Today, we’re launching a series of blog posts to answer that question. 

We want to explore:

  • Why, exactly, data analytics is so important to an effective compliance program
  • The common obstacles to building a strong data analytics program, and how to overcome them
  • What the full potential of a data analytics program can achieve
  • How data analytics drives better employee engagement with the compliance program
  • How data analytics can also drive better reporting from CCO to management, the board, and even regulators

Every compliance officer can intuitively grasp that those five bullet points are the right issues to raise. But it’s harder to arrive at the right answers. Too often, compliance teams still struggle to define specific steps to execute on their data analytics goals. 

Given all the emphasis placed on data analytics, now is the time to solve this dilemma once and for all and start taking practical steps forward. 

So let’s begin by addressing the most important question first.

Why is data analytics so important?

That’s easy. Data analytics is important because the U.S. Justice Department’s guidelines for an effective compliance program say it is. Many others say so too, of course, but the Justice Department guidelines loom above all.

Specifically, the department’s guidance for Evaluation of Corporate Compliance Programs lists three fundamental questions that prosecutors must consider when reviewing a company’s compliance program. 
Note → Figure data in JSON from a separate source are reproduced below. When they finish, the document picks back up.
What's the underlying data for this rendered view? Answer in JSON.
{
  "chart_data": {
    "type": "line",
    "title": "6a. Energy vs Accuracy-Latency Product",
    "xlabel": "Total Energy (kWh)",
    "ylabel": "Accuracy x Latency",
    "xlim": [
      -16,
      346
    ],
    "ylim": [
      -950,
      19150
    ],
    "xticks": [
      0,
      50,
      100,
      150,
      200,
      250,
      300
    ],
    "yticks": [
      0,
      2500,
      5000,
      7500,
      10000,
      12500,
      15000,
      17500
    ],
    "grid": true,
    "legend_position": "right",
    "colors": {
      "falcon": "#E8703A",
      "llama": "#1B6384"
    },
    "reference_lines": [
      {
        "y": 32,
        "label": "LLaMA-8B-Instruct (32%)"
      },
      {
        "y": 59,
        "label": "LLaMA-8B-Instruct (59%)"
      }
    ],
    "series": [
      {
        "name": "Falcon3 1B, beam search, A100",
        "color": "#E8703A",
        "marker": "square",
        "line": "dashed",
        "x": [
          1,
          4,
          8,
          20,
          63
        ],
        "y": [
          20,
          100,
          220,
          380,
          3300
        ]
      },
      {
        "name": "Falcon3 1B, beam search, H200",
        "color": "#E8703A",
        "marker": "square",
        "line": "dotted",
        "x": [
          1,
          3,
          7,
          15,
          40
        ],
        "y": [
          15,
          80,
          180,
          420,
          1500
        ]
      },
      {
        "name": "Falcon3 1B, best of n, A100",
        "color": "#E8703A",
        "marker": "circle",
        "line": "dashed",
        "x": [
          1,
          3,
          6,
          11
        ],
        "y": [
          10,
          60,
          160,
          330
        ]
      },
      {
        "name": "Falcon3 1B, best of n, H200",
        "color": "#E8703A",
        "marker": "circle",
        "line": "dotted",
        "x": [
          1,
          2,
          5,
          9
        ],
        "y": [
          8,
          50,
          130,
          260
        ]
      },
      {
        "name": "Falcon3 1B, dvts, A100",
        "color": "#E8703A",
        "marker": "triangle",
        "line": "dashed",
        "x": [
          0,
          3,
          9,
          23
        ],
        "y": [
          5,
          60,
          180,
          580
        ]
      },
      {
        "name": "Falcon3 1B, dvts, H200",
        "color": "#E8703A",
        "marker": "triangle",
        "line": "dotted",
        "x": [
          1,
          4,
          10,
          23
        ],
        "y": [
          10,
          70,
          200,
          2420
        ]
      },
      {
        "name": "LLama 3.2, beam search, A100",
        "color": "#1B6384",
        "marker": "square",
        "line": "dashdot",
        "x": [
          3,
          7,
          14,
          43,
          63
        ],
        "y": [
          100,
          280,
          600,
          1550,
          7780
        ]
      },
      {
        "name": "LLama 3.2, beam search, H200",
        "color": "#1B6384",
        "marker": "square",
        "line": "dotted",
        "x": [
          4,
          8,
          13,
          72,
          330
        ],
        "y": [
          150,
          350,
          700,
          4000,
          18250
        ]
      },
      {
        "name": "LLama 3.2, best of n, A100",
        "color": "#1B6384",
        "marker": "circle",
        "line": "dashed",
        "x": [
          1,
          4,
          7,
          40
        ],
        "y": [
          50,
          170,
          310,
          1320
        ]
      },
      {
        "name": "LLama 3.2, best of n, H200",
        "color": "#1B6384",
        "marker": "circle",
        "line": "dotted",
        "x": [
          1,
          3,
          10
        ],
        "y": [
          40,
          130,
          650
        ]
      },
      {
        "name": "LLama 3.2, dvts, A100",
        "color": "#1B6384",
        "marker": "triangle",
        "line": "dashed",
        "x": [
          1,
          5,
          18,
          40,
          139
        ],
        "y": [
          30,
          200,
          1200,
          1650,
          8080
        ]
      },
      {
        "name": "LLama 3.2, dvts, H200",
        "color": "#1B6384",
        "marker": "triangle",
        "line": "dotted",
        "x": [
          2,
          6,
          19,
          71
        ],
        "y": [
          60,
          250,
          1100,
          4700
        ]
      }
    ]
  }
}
  1. Is the corporation’s compliance program well designed? 
  2. Is the program being applied earnestly and in good faith? In other words, is the program adequately resourced and empowered to function effectively?  
  3. Does the corporation’s compliance program work in practice?
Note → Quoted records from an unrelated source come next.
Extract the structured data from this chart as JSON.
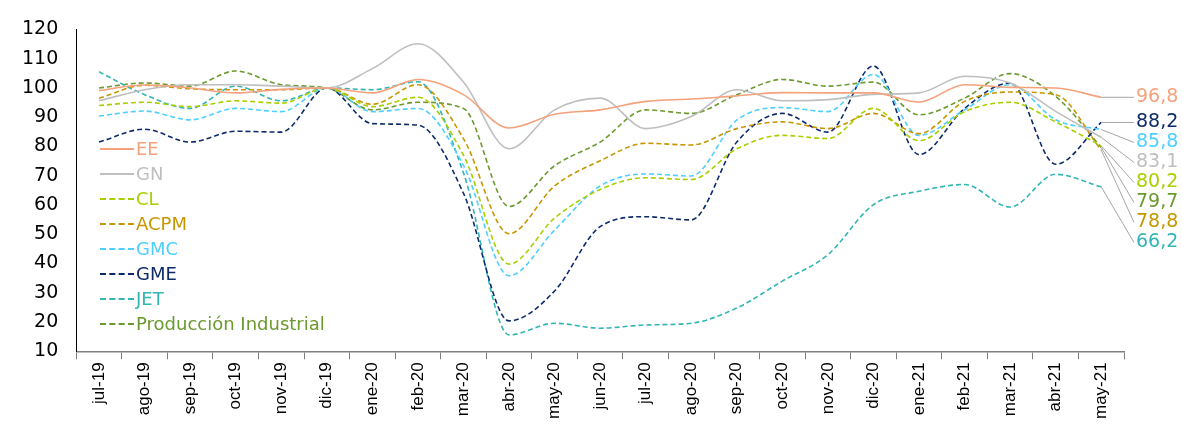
{
  "chart_data": {
    "type": "line",
    "categories": [
      "jul-19",
      "ago-19",
      "sep-19",
      "oct-19",
      "nov-19",
      "dic-19",
      "ene-20",
      "feb-20",
      "mar-20",
      "abr-20",
      "may-20",
      "jun-20",
      "jul-20",
      "ago-20",
      "sep-20",
      "oct-20",
      "nov-20",
      "dic-20",
      "ene-21",
      "feb-21",
      "mar-21",
      "abr-21",
      "may-21"
    ],
    "series": [
      {
        "name": "EE",
        "color": "#f5a27c",
        "line_style": "solid",
        "values": [
          99.1,
          101,
          100,
          98.3,
          99.5,
          100,
          98.3,
          102.9,
          97.7,
          86.3,
          91,
          92.5,
          95.4,
          96.2,
          97.3,
          98.4,
          98.3,
          98.3,
          95.2,
          101.1,
          100.2,
          100,
          96.8
        ],
        "value_labels": [
          null,
          null,
          null,
          null,
          null,
          null,
          null,
          null,
          null,
          null,
          null,
          null,
          null,
          null,
          null,
          null,
          null,
          null,
          null,
          null,
          null,
          null,
          "96,8"
        ]
      },
      {
        "name": "GN",
        "color": "#bfbfbf",
        "line_style": "solid",
        "values": [
          95.6,
          99.4,
          101.1,
          101.1,
          100.6,
          100,
          106.6,
          115.1,
          102,
          79.2,
          92.5,
          96.5,
          86.1,
          90.2,
          99.4,
          95.6,
          96,
          97.8,
          98.3,
          104,
          101.7,
          92,
          83.1
        ],
        "value_labels": [
          null,
          null,
          null,
          null,
          null,
          null,
          null,
          null,
          null,
          null,
          null,
          null,
          null,
          null,
          null,
          null,
          null,
          null,
          null,
          null,
          null,
          null,
          "83,1"
        ]
      },
      {
        "name": "CL",
        "color": "#a8d000",
        "line_style": "dashed",
        "values": [
          94,
          95.1,
          93.6,
          95.6,
          94.8,
          100,
          93.6,
          96.8,
          77,
          39.8,
          55.5,
          65.3,
          69.3,
          68.7,
          79.2,
          83.8,
          82.7,
          93,
          82,
          91.9,
          95.1,
          88.4,
          80.2
        ],
        "value_labels": [
          null,
          null,
          null,
          null,
          null,
          null,
          null,
          null,
          null,
          null,
          null,
          null,
          null,
          null,
          null,
          null,
          null,
          null,
          null,
          null,
          null,
          null,
          "80,2"
        ]
      },
      {
        "name": "ACPM",
        "color": "#c89600",
        "line_style": "dashed",
        "values": [
          96.5,
          100.9,
          99.7,
          99.4,
          99.4,
          100,
          94.4,
          101.1,
          82.7,
          50.2,
          66.5,
          75.1,
          81.1,
          80.5,
          86.1,
          88.4,
          86.1,
          91.3,
          84.4,
          95.4,
          98.6,
          97.7,
          78.8
        ],
        "value_labels": [
          null,
          null,
          null,
          null,
          null,
          null,
          null,
          null,
          null,
          null,
          null,
          null,
          null,
          null,
          null,
          null,
          null,
          null,
          null,
          null,
          null,
          null,
          "78,8"
        ]
      },
      {
        "name": "GMC",
        "color": "#4dcfff",
        "line_style": "dashed",
        "values": [
          90.4,
          92.1,
          89.1,
          93,
          91.9,
          100,
          91.9,
          93,
          73.5,
          35.8,
          51.4,
          66.5,
          70.6,
          69.9,
          89,
          93.3,
          91.9,
          104.6,
          83.8,
          92.5,
          101.1,
          89.1,
          85.8
        ],
        "value_labels": [
          null,
          null,
          null,
          null,
          null,
          null,
          null,
          null,
          null,
          null,
          null,
          null,
          null,
          null,
          null,
          null,
          null,
          null,
          null,
          null,
          null,
          null,
          "85,8"
        ]
      },
      {
        "name": "GME",
        "color": "#0d2a6b",
        "line_style": "dashed",
        "values": [
          81.5,
          85.9,
          81.5,
          85.2,
          84.9,
          100,
          87.8,
          87.3,
          64,
          20.4,
          30.6,
          52.6,
          56,
          54.9,
          81.5,
          91.3,
          84.9,
          107.5,
          77.2,
          93,
          101.7,
          73.9,
          88.2
        ],
        "value_labels": [
          null,
          null,
          null,
          null,
          null,
          null,
          null,
          null,
          null,
          null,
          null,
          null,
          null,
          null,
          null,
          null,
          null,
          null,
          null,
          null,
          null,
          null,
          "88,2"
        ]
      },
      {
        "name": "JET",
        "color": "#31b5b5",
        "line_style": "dashed",
        "values": [
          105.5,
          97.7,
          93,
          100.6,
          95.6,
          100,
          99.4,
          102.1,
          71,
          15.6,
          19.6,
          17.9,
          19,
          19.6,
          24.8,
          34,
          43,
          60.1,
          64.7,
          67,
          59.3,
          70.5,
          66.2
        ],
        "value_labels": [
          null,
          null,
          null,
          null,
          null,
          null,
          null,
          null,
          null,
          null,
          null,
          null,
          null,
          null,
          null,
          null,
          null,
          null,
          null,
          null,
          null,
          null,
          "66,2"
        ]
      },
      {
        "name": "Producción Industrial",
        "color": "#6b9a2f",
        "line_style": "dashed",
        "values": [
          100,
          101.7,
          100.6,
          105.8,
          101.1,
          100,
          92.5,
          95.1,
          93,
          59.5,
          73.4,
          81.5,
          92.5,
          91.3,
          97.7,
          102.9,
          100.6,
          102,
          90.8,
          96.5,
          104.9,
          97.1,
          79.7
        ],
        "value_labels": [
          null,
          null,
          null,
          null,
          null,
          null,
          null,
          null,
          null,
          null,
          null,
          null,
          null,
          null,
          null,
          null,
          null,
          null,
          null,
          null,
          null,
          null,
          "79,7"
        ]
      }
    ],
    "ylim": [
      10,
      120
    ],
    "yticks": [
      10,
      20,
      30,
      40,
      50,
      60,
      70,
      80,
      90,
      100,
      110,
      120
    ],
    "grid": false,
    "legend": "left",
    "marker": "none"
  }
}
Data — complete and accurate, assembled thoughtfully, packaged intelligently — is a crucial element for corporate compliance officers to answer those questions. It proves the points you are trying to make. It gives prosecutors (or anyone else) reviewing your compliance program confidence that you know what you’re doing, and that you can be trusted to continue. 
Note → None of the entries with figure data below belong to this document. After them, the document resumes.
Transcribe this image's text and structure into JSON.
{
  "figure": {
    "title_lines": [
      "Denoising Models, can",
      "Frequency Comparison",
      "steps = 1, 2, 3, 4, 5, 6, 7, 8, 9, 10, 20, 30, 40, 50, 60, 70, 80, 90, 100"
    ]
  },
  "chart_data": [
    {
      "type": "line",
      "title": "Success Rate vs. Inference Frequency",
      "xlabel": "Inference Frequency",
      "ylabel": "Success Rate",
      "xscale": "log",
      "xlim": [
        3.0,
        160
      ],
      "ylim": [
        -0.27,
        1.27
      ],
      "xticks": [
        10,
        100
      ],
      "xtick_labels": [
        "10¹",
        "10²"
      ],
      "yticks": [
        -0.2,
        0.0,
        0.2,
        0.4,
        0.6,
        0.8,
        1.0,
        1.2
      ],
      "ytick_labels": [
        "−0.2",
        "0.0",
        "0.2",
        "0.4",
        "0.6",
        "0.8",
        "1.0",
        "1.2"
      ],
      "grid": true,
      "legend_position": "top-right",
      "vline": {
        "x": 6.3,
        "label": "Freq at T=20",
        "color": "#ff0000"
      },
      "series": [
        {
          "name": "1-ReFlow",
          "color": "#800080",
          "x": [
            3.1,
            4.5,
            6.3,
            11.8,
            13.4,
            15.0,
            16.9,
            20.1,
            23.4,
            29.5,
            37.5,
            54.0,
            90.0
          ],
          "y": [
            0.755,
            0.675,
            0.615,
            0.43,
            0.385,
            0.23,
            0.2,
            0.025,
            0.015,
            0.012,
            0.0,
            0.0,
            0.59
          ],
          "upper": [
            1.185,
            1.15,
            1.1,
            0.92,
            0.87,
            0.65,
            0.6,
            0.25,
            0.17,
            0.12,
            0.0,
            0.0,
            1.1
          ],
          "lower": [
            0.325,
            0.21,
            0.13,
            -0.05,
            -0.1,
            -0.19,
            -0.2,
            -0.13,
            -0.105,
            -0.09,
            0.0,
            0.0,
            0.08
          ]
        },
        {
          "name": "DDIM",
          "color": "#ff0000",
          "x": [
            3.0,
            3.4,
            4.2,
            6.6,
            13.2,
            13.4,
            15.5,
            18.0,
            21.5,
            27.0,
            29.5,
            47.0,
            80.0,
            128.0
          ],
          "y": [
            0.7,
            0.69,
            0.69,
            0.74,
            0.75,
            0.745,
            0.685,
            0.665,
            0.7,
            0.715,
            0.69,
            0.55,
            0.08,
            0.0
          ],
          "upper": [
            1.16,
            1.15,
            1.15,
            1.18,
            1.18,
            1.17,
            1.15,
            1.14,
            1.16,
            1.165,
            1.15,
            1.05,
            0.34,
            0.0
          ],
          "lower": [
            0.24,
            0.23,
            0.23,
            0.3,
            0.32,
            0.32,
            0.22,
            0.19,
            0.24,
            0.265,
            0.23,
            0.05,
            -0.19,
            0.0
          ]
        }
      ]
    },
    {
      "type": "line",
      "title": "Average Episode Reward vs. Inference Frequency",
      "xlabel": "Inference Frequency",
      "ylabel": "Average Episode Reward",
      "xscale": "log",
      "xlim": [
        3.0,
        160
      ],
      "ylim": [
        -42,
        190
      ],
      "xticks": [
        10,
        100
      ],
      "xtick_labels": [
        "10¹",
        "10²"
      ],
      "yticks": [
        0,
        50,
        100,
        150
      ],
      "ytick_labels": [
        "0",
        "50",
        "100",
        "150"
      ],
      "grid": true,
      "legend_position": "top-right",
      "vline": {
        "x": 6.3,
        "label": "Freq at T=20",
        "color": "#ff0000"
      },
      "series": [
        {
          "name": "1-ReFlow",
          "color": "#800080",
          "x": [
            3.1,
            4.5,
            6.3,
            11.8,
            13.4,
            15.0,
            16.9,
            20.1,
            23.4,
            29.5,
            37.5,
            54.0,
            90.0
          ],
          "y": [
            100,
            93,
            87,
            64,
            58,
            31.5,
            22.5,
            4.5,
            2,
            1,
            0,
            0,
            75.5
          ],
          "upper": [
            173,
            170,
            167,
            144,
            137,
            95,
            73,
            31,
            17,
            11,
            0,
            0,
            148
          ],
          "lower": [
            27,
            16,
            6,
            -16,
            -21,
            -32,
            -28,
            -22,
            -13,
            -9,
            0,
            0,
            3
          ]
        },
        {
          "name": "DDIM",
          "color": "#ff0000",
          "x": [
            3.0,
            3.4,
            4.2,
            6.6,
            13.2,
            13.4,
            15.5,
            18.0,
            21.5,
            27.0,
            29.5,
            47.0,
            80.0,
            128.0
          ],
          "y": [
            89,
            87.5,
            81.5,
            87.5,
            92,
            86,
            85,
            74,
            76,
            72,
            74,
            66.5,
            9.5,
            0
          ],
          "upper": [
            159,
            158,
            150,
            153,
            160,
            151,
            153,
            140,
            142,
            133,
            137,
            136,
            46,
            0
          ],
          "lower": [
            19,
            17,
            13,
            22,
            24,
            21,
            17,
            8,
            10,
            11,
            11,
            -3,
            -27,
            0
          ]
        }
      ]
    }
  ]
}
For example, to demonstrate that the compliance program is well designed, you could show how your policies and training flow from specific compliance risk indicators you’ve identified — by, say, studying audits of compliance controls, or calls to your hotline, or interactions with the Code of Conduct. 

Or to demonstrate that the program is being applied in good faith, you could analyze data on employee disciplinary measures to demonstrate consistency across geographic regions and managerial levels. To prove that the compliance program works in practice, you could compare training scores against calls to the hotline on similar topics. 

Any compliance officer could think of a dozen other examples too, but you get the point. Data analytics provides evidence of what is happening within your organization, and that’s what the Justice Department wants to know. What is happening within your organization? Does your compliance program actually work? 

Nor is the Justice Department the only authority out there pressuring compliance officers to do better at data analytics. The Securities and Exchange Commission has a sophisticated “EPS Enforcement Initiative” that uses analytics to spot earnings fraud. Healthcare regulators use data analytics to identify red flags on Medicare fraud and opioid abuse. If your company ever acquires a new subsidiary, your own board will want assurance that there are no compliance surprises in that target; data analytics will help there too. 

The need for data analytics is clear and compelling; compliance officers obsess over it for good reason. Which brings us to our next question.

Why is data analytics so hard?

Data analytics isn’t hard, in the sense that your compliance program must obtain advanced IT and coding resources if you want to succeed; that’s not true. You can start generating data-driven insights about your compliance issues with much less IT investment than one might expect. 

Better to say that data analytics is intimidating, because most compliance officers aren’t confident in their data analytics skills. For example, it can be difficult to understand just how powerful a role technology might play in your compliance program — even when you already know your company’s operations and compliance risks and have a rough sense of what the data might tell you. 

Data analytics is about combining technology and your good compliance judgment, so you’ll know exactly what your data is telling you. Then you can fit together the pieces — in a clear, logical, defensible manner — for risk mitigation, program improvement, better reporting, and the ultimate goal of an effective compliance program.